DUESSELDORF, Germany (AP) -- Nokia Corp. said Tuesday that it has agreed with worker representatives on a euro200 million (US$314 million) plan to soften the blow from its closure of a German plant.
 
Nokia was heavily criticized by German unions and politicians when it announced in January that it planned to close the plant in Bochum in the industrial Ruhr region, with the likely loss of 2,300 jobs.
 
The Espoo, Finland-based company said the package agreed Tuesday allows for the plant to close on June 30 as planned.
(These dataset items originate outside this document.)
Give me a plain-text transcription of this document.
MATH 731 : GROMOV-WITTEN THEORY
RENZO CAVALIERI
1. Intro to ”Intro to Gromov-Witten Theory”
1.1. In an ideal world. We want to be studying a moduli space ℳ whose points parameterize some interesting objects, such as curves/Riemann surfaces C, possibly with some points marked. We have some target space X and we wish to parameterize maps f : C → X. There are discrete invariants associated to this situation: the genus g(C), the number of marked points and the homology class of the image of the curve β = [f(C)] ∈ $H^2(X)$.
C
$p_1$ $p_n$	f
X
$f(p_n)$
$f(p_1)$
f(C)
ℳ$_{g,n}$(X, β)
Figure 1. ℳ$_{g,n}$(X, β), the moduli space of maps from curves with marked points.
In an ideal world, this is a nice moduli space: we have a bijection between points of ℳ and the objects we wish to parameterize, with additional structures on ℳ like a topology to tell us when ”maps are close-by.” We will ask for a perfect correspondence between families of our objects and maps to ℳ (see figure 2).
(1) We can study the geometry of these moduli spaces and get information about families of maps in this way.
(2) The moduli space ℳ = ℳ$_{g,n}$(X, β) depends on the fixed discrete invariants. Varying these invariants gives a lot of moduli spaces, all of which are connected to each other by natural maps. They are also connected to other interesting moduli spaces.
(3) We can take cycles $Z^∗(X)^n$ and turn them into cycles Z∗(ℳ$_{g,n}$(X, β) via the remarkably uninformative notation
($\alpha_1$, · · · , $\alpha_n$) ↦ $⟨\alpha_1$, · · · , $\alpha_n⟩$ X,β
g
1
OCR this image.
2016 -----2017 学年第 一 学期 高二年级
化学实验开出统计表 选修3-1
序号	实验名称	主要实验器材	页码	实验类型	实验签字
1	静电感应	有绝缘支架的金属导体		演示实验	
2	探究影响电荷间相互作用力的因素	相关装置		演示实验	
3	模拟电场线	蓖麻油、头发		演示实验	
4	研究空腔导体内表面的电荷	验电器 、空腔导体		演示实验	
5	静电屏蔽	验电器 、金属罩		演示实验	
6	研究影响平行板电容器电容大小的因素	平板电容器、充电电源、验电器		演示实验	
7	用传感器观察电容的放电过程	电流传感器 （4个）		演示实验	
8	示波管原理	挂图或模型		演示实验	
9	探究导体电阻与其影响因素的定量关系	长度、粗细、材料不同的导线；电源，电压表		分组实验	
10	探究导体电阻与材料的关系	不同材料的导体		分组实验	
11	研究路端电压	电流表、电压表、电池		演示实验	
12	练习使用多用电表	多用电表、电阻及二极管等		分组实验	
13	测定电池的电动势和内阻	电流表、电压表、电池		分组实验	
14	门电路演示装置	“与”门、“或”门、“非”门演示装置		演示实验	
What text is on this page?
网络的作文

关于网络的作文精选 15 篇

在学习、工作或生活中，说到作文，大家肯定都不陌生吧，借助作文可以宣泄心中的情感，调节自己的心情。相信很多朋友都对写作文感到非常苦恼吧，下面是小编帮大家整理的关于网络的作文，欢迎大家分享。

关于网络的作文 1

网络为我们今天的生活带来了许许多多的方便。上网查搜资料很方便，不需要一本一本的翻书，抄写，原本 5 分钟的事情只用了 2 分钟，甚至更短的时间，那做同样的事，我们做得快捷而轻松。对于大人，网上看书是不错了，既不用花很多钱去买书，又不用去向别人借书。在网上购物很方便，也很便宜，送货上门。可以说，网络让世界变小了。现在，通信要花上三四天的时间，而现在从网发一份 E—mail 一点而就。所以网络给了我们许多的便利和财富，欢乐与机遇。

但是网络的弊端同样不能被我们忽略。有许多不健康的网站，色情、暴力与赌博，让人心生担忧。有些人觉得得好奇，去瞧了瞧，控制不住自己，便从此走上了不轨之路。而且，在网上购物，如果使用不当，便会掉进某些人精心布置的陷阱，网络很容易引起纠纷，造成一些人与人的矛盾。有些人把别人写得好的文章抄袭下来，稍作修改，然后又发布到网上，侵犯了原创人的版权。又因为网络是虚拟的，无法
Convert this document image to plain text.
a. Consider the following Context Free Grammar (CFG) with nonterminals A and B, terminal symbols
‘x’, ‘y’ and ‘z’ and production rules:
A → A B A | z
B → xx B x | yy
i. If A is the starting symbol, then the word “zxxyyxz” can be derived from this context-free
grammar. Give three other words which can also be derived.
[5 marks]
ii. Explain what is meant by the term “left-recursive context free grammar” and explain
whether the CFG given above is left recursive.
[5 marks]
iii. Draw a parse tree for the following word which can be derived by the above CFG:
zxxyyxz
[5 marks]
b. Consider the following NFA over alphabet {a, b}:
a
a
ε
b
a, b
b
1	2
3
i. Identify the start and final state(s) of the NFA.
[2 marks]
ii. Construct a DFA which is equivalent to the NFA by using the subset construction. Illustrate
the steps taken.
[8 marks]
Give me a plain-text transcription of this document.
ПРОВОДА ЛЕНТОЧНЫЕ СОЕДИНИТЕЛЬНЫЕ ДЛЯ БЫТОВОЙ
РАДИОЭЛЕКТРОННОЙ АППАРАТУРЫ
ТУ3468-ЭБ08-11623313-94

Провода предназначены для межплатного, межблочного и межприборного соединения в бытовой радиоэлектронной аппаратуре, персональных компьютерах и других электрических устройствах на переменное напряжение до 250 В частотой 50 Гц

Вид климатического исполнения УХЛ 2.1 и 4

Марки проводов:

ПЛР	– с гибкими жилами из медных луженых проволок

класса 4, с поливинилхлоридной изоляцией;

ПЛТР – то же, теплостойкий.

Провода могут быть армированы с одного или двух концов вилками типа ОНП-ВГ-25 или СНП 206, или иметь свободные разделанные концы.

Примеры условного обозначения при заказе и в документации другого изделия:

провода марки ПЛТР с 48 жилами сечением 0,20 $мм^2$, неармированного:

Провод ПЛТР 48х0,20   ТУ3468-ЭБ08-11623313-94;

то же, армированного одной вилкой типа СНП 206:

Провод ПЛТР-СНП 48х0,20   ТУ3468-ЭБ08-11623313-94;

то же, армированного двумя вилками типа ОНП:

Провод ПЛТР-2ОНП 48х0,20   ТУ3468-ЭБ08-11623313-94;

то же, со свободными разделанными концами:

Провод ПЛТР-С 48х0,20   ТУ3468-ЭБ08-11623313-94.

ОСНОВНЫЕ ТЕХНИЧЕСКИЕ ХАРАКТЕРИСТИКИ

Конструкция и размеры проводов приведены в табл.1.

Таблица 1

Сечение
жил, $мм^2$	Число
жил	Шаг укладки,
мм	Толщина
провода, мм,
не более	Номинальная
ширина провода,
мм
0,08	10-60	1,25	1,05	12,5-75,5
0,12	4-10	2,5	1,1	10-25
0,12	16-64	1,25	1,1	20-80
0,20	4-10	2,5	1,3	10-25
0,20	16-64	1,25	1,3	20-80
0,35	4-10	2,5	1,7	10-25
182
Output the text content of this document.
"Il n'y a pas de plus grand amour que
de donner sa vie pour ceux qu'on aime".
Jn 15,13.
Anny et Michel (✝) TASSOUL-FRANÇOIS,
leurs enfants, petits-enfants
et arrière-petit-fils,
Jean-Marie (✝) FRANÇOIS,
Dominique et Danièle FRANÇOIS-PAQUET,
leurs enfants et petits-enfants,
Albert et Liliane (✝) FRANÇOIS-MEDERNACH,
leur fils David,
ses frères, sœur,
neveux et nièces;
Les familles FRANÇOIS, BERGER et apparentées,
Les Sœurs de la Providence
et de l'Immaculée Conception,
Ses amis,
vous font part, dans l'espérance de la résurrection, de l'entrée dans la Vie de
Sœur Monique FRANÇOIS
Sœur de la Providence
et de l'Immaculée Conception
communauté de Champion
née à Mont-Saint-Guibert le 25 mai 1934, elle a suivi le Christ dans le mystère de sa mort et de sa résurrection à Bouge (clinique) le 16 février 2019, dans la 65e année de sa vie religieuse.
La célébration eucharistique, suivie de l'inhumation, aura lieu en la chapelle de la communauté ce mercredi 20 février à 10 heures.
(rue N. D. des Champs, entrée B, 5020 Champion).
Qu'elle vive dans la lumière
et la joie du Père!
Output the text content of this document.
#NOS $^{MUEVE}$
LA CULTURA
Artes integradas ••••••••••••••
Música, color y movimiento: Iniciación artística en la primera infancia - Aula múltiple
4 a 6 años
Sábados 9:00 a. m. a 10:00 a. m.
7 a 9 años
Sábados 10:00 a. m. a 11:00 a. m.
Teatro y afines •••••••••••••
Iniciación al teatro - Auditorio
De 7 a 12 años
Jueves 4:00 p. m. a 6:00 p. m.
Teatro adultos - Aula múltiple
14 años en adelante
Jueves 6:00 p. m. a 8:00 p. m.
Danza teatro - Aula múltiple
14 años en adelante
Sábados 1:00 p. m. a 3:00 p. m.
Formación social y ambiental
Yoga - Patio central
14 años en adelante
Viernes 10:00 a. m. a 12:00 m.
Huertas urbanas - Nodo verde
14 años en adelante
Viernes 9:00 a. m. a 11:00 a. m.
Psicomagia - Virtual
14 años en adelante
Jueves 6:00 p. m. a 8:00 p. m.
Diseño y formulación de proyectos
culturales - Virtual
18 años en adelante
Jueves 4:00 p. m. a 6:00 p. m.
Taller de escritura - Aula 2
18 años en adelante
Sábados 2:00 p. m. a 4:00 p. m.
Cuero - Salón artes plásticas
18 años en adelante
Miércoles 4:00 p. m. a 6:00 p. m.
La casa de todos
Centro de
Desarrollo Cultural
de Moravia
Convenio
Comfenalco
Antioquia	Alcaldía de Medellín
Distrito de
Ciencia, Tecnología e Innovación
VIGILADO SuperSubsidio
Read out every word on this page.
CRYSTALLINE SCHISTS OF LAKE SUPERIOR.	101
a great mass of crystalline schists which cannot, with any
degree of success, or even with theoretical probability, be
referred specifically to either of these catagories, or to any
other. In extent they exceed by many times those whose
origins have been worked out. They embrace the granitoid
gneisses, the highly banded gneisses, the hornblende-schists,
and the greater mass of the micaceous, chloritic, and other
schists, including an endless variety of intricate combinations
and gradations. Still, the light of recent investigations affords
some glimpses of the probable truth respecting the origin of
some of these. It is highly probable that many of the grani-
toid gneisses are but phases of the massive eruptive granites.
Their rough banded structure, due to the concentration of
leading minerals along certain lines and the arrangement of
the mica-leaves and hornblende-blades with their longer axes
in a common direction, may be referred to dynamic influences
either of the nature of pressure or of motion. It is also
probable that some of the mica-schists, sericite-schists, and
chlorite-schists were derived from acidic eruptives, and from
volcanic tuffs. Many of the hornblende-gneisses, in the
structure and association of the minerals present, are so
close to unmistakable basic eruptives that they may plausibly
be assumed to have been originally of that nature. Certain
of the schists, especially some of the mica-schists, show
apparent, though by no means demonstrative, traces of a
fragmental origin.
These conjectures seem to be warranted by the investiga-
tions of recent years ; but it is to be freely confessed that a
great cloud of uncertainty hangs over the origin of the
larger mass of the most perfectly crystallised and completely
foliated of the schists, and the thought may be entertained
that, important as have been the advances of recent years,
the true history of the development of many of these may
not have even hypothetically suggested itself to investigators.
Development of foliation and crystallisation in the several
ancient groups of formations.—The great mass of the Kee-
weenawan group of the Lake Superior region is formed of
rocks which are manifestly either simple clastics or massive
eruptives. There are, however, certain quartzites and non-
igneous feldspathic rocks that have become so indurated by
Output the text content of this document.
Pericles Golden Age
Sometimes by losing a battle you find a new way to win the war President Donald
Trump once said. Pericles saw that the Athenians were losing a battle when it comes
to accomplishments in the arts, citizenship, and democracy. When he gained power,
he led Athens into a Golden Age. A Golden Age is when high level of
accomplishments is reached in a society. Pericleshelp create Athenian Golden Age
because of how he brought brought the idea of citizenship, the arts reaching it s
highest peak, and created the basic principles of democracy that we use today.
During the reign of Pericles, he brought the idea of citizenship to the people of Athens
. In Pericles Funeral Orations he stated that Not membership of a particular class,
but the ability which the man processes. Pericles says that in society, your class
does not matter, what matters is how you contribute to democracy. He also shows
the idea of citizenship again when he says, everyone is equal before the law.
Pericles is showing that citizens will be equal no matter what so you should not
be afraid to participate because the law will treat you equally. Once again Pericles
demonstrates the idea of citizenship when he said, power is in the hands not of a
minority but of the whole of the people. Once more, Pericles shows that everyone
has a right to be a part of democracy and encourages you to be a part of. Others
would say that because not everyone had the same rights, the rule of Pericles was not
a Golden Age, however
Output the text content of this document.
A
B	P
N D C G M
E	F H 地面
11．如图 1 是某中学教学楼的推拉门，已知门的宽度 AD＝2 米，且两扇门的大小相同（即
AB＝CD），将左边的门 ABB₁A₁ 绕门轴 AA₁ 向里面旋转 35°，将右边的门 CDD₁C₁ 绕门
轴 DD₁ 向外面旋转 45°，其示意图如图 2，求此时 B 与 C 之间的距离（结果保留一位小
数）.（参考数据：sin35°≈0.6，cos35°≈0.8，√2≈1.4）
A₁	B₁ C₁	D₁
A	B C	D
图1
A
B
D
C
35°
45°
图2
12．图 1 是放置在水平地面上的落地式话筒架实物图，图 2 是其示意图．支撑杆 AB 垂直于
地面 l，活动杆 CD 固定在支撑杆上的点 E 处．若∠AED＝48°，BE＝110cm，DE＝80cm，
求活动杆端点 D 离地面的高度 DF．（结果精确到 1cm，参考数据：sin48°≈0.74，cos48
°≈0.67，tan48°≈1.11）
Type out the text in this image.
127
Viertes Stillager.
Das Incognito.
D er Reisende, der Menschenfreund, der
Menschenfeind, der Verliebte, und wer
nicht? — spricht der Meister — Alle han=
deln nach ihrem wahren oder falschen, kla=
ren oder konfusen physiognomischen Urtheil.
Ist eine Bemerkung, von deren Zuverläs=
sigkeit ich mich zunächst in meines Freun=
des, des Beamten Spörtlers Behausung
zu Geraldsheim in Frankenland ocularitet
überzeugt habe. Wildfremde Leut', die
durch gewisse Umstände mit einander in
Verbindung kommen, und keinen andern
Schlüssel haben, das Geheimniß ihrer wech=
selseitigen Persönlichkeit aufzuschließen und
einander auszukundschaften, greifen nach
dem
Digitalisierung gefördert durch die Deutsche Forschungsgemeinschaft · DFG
After that, Nokia will set up a ''transfer company'' for affected staff for one year.
 
Gisela Aschenbach, the head of the employee council in Bochum, said that ''additional payments will take into account the specific situation of families and severely disabled persons.''
 
Nokia said the outcome was a ''fair and responsible social plan.''
 
''As we have clear responsibilities to our employees in this kind of difficult situation, it was our special concern from the start to compensate the loss of the jobs in a respectful and fair manner,'' executive vice president Veli Sundback said in a statement.
 
Nokia Chief Executive Olli-Pekka Kallasvuo has apologized for the decision to close the plant but has said it was necessary, given that the factory makes 6 percent of Nokia's handsets but accounts for 23 percent of its global labor costs.
 
The company has said labor costs in Bochum were nearly 10 times those at another plant in Romania -- a point that has particularly irked officials in the region, who argue that labor accounts for only a small proportion of overall costs.
 
The state government in North Rhine-Westphalia has demanded that Nokia return investment subsidies paid in the late 1990s, plus interest -- a total of nearly euro60 million (US$94 million).
 
It has claimed that Nokia has failed since 2002 to fulfill conditions under which it had to create a minimum number of permanent jobs. Nokia has rejected the demand and the charge, saying that it exceeded requirements.